A nurse tried to stop them and Ahramin merely smirked. “I’m taking a walk.”

If it was so easy to walk out, why hadn’t she done it before? Bliss wondered. Why stay here? Because it was the only place she was safe from the hounds, Lawson had explained. Hallowed ground. Blessed space. Off-limits to underworld scum. There was no way Ahramin could still be a hellhound if she was allowed into St. Bernadette’s. Maybe that was why Lawson was so confident that she was on their side? Bliss hoped so.

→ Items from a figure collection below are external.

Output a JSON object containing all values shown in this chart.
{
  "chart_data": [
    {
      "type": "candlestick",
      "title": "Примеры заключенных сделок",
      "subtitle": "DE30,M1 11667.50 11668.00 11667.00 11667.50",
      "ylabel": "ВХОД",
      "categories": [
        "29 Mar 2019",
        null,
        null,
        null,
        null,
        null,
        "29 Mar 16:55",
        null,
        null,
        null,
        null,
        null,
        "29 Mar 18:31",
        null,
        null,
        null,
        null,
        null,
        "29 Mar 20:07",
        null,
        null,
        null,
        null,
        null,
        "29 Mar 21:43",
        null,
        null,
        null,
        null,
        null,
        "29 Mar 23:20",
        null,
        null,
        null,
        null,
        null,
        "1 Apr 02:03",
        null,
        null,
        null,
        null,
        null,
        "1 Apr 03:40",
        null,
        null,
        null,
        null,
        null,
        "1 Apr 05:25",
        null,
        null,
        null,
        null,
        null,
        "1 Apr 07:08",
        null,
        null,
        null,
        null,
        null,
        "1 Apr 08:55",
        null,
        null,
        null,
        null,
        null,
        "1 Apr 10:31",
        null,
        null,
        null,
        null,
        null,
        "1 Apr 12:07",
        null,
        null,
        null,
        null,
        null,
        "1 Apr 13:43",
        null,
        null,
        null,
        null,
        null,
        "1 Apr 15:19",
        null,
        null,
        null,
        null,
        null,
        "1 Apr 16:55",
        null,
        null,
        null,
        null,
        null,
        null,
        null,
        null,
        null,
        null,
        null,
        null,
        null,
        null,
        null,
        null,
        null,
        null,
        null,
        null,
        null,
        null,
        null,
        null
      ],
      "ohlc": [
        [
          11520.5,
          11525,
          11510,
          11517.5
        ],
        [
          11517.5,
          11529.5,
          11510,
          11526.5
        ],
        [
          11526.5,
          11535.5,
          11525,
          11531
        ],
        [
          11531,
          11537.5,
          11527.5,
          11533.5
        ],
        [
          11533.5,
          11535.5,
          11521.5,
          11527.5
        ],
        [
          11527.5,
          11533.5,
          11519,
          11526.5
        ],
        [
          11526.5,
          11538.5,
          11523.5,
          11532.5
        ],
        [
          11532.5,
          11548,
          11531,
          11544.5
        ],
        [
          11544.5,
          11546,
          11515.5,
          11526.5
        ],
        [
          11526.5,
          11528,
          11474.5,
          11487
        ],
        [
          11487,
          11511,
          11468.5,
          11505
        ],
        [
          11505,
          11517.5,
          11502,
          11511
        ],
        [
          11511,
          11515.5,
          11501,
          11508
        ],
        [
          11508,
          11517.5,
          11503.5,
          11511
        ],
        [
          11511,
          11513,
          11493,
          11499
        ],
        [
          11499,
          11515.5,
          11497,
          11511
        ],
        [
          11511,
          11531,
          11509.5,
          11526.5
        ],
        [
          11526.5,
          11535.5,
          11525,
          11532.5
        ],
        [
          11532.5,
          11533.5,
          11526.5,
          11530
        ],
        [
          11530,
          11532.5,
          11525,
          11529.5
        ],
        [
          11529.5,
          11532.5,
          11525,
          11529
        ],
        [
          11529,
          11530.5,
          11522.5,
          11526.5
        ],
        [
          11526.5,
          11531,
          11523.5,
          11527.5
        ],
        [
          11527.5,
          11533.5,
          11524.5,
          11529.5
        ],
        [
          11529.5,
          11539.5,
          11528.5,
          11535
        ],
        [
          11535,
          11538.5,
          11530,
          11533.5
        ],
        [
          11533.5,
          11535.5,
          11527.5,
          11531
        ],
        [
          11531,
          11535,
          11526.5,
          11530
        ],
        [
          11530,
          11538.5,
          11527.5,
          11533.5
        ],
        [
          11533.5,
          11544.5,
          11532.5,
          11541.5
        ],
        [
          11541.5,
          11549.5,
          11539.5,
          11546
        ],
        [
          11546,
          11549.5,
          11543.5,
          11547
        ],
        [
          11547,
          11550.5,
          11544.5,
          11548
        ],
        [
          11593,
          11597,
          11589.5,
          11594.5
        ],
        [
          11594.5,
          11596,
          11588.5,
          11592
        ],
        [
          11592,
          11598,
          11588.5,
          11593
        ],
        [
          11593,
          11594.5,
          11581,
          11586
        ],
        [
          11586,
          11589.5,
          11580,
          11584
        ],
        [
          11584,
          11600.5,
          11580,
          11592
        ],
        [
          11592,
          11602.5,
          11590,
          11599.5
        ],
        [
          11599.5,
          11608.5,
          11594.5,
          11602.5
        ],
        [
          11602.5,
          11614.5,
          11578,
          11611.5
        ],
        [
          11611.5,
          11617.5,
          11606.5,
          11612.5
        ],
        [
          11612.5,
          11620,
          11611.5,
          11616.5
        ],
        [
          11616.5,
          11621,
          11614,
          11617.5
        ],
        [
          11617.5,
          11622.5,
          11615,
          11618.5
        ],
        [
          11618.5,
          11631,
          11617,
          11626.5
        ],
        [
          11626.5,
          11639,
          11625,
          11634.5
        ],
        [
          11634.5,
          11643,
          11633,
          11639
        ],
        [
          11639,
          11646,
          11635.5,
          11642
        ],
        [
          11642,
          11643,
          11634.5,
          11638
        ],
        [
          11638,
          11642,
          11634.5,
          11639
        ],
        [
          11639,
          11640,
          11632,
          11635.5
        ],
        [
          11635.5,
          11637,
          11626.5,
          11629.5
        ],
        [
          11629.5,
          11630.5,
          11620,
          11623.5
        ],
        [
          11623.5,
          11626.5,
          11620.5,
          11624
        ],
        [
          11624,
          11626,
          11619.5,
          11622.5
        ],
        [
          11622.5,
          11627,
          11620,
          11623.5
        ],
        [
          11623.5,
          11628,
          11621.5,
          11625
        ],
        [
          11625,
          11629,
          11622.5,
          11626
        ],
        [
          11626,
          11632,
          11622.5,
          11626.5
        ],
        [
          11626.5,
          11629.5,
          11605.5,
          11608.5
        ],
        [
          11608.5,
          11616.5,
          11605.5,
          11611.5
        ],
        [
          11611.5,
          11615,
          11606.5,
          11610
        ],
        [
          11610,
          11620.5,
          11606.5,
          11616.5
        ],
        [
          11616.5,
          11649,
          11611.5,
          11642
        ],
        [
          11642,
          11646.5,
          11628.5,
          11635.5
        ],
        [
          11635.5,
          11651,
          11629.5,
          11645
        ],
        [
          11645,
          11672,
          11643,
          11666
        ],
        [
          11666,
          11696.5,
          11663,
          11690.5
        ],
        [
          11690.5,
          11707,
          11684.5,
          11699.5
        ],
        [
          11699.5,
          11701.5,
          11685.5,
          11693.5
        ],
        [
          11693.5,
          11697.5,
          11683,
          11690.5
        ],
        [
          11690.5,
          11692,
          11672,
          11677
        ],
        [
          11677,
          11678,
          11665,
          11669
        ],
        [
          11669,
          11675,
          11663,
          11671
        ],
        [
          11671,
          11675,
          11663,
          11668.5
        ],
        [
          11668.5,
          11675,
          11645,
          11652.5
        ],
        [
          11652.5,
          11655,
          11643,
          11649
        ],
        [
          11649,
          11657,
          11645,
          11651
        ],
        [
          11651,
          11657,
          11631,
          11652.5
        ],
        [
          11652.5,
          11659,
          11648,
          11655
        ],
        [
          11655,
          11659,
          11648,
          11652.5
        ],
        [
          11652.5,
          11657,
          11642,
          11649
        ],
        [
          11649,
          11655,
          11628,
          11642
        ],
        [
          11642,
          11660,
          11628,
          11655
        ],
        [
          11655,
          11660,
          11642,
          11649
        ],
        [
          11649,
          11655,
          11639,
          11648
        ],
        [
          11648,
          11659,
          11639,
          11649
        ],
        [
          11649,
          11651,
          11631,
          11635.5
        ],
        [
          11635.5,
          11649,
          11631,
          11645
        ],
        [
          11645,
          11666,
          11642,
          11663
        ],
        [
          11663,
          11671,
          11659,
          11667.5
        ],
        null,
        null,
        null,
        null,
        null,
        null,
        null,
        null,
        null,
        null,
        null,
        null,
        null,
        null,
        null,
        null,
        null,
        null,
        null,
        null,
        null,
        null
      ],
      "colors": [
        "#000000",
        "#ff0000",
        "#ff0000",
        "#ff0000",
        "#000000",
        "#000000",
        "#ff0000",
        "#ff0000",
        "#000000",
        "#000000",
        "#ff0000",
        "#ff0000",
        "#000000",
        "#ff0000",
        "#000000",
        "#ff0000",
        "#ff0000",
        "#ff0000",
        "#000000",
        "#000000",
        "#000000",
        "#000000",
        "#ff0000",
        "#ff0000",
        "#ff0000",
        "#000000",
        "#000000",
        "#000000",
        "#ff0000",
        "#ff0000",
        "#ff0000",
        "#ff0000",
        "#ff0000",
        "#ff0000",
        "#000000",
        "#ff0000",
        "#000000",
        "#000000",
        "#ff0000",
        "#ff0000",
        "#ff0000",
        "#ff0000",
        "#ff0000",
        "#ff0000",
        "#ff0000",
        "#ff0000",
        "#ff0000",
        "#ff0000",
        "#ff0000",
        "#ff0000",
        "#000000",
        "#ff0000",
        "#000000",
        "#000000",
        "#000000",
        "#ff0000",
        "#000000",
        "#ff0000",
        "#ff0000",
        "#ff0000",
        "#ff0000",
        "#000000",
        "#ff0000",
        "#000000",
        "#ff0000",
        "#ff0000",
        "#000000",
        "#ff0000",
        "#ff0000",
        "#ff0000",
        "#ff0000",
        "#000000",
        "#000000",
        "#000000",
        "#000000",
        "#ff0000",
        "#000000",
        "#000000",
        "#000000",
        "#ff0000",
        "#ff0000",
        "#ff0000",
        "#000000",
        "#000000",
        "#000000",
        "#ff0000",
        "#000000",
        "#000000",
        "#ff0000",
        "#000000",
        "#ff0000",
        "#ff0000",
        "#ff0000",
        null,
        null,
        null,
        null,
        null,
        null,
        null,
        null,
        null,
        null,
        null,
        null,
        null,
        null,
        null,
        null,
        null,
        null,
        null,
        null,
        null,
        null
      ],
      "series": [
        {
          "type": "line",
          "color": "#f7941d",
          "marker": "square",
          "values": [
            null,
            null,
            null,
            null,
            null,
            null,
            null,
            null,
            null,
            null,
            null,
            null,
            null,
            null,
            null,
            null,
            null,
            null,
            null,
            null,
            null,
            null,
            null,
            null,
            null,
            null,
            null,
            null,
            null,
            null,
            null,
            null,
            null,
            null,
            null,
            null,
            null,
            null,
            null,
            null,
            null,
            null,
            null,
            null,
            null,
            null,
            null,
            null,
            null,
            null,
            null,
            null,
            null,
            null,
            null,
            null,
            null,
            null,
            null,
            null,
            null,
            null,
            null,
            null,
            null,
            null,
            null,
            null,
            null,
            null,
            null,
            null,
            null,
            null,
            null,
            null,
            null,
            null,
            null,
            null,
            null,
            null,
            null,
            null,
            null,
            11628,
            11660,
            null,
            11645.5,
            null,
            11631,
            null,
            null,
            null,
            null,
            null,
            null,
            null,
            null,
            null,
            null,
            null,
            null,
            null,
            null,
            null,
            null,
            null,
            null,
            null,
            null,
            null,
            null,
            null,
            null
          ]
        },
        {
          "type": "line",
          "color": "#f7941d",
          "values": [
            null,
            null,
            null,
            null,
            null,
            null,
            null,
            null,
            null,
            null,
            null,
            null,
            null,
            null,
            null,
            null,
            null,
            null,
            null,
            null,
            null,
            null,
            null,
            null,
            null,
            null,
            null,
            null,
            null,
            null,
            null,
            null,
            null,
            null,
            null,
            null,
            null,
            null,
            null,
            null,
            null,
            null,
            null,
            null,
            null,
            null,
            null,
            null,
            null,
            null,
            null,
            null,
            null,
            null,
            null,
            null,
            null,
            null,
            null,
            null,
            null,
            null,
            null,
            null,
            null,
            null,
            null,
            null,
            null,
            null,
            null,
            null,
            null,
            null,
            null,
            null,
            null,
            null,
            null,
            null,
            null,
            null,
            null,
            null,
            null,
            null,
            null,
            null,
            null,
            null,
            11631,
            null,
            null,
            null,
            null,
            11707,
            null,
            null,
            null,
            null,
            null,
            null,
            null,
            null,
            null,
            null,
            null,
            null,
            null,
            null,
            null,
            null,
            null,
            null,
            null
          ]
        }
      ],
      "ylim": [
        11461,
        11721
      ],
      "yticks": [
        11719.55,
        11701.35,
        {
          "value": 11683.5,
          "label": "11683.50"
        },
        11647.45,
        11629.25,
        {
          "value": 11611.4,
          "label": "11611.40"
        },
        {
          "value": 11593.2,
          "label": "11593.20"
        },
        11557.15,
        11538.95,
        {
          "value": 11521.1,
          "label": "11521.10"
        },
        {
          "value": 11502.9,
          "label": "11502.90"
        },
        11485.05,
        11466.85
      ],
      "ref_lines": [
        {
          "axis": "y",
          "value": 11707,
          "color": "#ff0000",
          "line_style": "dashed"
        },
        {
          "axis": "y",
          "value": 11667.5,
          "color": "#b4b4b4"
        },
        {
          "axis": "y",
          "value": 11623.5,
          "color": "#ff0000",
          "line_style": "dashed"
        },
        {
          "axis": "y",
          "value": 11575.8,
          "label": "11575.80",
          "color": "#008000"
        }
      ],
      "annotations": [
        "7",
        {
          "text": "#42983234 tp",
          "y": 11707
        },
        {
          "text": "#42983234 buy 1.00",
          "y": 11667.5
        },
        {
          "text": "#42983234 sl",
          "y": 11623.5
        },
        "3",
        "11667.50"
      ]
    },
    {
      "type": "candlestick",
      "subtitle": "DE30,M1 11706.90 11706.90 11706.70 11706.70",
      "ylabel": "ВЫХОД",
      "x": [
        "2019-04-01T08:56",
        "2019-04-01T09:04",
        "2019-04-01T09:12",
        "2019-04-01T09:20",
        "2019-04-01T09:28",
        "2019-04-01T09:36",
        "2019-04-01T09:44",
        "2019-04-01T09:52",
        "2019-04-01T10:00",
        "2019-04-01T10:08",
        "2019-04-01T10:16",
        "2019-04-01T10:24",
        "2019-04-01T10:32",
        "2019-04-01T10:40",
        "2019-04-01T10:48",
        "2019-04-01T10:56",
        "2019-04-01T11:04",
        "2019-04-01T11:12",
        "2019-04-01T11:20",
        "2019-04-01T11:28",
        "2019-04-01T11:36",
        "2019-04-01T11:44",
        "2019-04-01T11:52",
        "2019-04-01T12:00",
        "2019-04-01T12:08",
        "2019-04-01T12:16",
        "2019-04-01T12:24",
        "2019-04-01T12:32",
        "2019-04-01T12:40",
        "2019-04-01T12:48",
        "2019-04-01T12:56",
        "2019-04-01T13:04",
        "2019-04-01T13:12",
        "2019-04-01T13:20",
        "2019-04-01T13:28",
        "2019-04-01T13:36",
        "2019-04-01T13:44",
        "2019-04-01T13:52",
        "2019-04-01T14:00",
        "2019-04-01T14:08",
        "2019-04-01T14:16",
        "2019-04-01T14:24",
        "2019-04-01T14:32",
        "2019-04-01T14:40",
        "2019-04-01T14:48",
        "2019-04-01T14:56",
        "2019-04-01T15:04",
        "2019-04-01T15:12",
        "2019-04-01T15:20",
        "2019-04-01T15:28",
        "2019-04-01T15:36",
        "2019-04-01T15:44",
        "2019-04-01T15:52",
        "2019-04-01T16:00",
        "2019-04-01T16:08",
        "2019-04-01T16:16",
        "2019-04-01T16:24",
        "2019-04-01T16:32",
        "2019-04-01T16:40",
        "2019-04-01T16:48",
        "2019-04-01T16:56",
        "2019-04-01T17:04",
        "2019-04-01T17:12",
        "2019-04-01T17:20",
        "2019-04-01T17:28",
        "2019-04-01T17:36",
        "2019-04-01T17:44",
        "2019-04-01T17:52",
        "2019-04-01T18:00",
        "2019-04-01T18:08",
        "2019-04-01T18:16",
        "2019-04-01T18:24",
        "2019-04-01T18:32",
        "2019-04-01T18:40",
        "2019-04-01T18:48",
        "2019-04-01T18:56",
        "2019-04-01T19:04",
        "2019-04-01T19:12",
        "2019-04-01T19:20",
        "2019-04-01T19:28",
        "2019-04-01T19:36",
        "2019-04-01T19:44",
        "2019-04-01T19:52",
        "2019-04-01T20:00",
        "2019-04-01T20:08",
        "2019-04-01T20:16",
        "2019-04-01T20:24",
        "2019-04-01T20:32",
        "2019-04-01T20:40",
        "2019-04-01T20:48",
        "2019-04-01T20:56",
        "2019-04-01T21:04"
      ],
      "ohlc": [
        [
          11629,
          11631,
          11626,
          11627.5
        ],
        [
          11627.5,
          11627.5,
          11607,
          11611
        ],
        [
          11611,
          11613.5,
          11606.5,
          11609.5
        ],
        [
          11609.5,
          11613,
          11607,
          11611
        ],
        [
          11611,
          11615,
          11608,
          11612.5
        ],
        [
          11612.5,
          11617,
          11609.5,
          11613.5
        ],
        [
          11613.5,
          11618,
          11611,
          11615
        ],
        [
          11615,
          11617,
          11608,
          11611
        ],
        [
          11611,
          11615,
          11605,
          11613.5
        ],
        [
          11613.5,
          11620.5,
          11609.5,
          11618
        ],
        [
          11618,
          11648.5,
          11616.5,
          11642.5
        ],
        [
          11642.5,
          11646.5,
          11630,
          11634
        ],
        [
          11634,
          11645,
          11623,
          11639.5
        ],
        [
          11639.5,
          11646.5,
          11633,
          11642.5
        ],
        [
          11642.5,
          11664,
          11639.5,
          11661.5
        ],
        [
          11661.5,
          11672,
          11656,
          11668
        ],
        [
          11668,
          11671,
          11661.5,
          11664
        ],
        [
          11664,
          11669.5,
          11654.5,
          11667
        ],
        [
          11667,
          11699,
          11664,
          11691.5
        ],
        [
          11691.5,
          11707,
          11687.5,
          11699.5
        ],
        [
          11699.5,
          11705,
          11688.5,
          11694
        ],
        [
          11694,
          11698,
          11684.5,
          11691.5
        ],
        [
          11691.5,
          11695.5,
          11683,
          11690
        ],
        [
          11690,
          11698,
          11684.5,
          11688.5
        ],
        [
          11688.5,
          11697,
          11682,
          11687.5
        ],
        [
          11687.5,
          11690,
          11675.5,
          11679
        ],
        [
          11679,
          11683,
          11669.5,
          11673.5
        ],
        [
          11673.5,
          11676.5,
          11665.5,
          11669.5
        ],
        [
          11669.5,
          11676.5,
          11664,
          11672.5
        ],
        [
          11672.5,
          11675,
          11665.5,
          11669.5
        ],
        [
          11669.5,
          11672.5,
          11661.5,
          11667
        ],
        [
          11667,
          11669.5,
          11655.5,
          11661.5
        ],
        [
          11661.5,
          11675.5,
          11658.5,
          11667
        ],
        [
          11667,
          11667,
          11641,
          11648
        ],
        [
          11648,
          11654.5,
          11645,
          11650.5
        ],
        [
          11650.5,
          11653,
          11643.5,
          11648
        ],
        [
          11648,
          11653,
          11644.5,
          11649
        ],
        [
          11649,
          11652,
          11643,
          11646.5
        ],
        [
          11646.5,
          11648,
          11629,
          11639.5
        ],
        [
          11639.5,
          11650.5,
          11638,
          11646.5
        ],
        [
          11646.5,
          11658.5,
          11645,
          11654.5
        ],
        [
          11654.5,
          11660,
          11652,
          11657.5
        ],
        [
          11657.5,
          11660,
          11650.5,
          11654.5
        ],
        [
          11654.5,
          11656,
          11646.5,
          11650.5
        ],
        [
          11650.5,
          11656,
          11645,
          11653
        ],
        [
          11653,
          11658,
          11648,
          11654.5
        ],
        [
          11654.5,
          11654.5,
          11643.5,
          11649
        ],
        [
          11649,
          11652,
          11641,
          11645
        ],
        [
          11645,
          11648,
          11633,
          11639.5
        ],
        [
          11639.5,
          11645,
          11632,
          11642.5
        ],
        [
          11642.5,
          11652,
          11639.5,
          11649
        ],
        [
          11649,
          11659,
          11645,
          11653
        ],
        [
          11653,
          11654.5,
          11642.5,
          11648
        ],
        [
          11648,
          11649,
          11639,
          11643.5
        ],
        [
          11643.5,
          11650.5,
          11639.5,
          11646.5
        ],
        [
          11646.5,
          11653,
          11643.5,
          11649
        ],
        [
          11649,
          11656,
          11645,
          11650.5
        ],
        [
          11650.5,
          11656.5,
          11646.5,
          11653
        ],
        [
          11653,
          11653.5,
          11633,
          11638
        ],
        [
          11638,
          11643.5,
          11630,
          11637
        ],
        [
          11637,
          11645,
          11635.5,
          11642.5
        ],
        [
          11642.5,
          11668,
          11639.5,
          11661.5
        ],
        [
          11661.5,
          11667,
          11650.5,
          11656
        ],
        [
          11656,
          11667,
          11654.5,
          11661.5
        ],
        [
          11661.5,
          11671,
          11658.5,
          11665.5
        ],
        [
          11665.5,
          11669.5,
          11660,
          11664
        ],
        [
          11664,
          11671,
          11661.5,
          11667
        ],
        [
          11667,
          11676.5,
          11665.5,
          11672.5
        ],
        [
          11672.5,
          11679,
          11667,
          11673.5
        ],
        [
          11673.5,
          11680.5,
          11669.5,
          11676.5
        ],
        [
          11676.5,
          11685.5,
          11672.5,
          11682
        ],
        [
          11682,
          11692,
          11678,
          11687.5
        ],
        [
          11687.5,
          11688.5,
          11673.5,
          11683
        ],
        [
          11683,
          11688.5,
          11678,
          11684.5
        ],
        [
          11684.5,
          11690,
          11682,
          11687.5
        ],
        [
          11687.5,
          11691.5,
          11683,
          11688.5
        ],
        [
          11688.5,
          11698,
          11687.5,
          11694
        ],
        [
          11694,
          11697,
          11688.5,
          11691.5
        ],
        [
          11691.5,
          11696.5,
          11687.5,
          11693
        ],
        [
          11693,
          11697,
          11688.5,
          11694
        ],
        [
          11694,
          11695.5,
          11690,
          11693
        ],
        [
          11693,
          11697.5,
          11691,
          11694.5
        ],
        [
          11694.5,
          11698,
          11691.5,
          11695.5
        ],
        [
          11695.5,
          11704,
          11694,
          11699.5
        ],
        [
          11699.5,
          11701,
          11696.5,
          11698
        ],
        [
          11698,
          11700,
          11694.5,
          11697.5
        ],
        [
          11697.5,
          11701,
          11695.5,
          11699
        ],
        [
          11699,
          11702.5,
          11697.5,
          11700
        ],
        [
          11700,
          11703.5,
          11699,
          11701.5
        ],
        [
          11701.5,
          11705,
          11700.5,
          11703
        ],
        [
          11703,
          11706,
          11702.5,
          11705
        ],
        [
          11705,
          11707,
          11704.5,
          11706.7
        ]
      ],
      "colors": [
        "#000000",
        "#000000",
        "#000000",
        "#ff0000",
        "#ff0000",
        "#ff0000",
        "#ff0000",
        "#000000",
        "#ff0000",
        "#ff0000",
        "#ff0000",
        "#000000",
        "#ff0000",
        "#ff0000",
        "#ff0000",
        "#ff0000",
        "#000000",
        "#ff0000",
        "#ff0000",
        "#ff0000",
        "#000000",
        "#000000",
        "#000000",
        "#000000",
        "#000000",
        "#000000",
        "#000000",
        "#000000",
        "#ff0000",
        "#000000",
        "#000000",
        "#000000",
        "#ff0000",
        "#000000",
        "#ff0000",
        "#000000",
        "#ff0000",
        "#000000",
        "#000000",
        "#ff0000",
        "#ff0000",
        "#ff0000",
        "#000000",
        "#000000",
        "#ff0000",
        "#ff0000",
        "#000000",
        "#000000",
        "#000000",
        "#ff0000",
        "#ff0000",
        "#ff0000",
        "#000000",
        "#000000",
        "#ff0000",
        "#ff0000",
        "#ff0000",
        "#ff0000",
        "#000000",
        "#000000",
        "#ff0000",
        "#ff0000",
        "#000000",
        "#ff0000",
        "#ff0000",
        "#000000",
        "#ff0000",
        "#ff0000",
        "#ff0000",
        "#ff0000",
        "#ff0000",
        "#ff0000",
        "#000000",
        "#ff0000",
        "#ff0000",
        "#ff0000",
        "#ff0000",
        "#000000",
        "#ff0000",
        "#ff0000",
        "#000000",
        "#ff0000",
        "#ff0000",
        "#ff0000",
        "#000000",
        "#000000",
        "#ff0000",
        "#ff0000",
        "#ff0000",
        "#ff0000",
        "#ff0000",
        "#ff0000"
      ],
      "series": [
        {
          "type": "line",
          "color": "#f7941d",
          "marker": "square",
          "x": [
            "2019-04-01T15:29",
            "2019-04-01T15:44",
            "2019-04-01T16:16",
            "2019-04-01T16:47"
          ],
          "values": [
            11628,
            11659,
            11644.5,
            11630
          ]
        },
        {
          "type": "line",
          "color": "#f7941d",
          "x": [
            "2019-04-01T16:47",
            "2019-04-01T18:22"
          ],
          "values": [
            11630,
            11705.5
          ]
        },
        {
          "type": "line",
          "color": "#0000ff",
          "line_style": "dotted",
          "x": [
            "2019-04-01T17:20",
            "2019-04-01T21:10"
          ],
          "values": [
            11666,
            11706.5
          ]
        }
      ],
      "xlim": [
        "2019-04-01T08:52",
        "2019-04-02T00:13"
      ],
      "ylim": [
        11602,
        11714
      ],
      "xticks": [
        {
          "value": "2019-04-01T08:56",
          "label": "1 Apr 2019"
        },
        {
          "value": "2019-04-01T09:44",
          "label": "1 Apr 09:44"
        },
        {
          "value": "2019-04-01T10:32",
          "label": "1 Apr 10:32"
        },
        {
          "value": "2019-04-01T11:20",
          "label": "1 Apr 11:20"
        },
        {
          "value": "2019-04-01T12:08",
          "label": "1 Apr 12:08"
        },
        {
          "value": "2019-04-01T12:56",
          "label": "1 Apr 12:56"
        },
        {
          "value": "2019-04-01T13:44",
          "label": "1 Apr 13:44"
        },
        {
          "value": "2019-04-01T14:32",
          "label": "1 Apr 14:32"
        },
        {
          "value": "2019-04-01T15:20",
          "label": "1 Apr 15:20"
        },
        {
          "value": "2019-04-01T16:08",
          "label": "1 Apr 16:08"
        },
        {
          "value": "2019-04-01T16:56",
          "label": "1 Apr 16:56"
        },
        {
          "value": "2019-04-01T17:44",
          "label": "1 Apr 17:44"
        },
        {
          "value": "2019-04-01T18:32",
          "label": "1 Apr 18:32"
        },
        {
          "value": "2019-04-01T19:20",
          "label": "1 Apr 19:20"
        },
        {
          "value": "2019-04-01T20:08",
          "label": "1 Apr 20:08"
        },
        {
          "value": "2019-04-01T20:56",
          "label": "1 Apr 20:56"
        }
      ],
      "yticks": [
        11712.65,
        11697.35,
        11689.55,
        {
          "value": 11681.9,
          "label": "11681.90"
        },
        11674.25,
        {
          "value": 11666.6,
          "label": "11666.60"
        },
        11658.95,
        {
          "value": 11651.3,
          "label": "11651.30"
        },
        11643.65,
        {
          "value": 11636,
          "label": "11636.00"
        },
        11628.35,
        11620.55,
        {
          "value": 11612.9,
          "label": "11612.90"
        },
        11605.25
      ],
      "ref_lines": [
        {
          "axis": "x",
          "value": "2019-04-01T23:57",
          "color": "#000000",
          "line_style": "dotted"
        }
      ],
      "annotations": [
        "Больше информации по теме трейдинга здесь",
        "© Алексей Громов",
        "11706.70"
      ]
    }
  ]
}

When they exited the hospital, Ahramin stopped in her tracks. Edon, startled by the noise, turned around and looked right at her. He gaped at her. “Ahri…Oh my god…Ahri…”

Ahramin blinked her eyes. Edon hesitantly moved closer to her, a half smile forming on his lips. But the smile disappeared when he saw the hard, closed look on her face.

“Ahri—I’m so sorry—we failed you.”

“Save your apologies, Edon,” Ahramin said, her voice cold and flat. “I have no need to hear them.”

Edon froze, his entire face red, as if she had just slapped him, and Bliss realized that somehow—without raising a hand—Ahramin had. Whatever had gone on between Edon and Ahramin was over; that much was clear.

“How are we getting out of here?” Ahramin asked.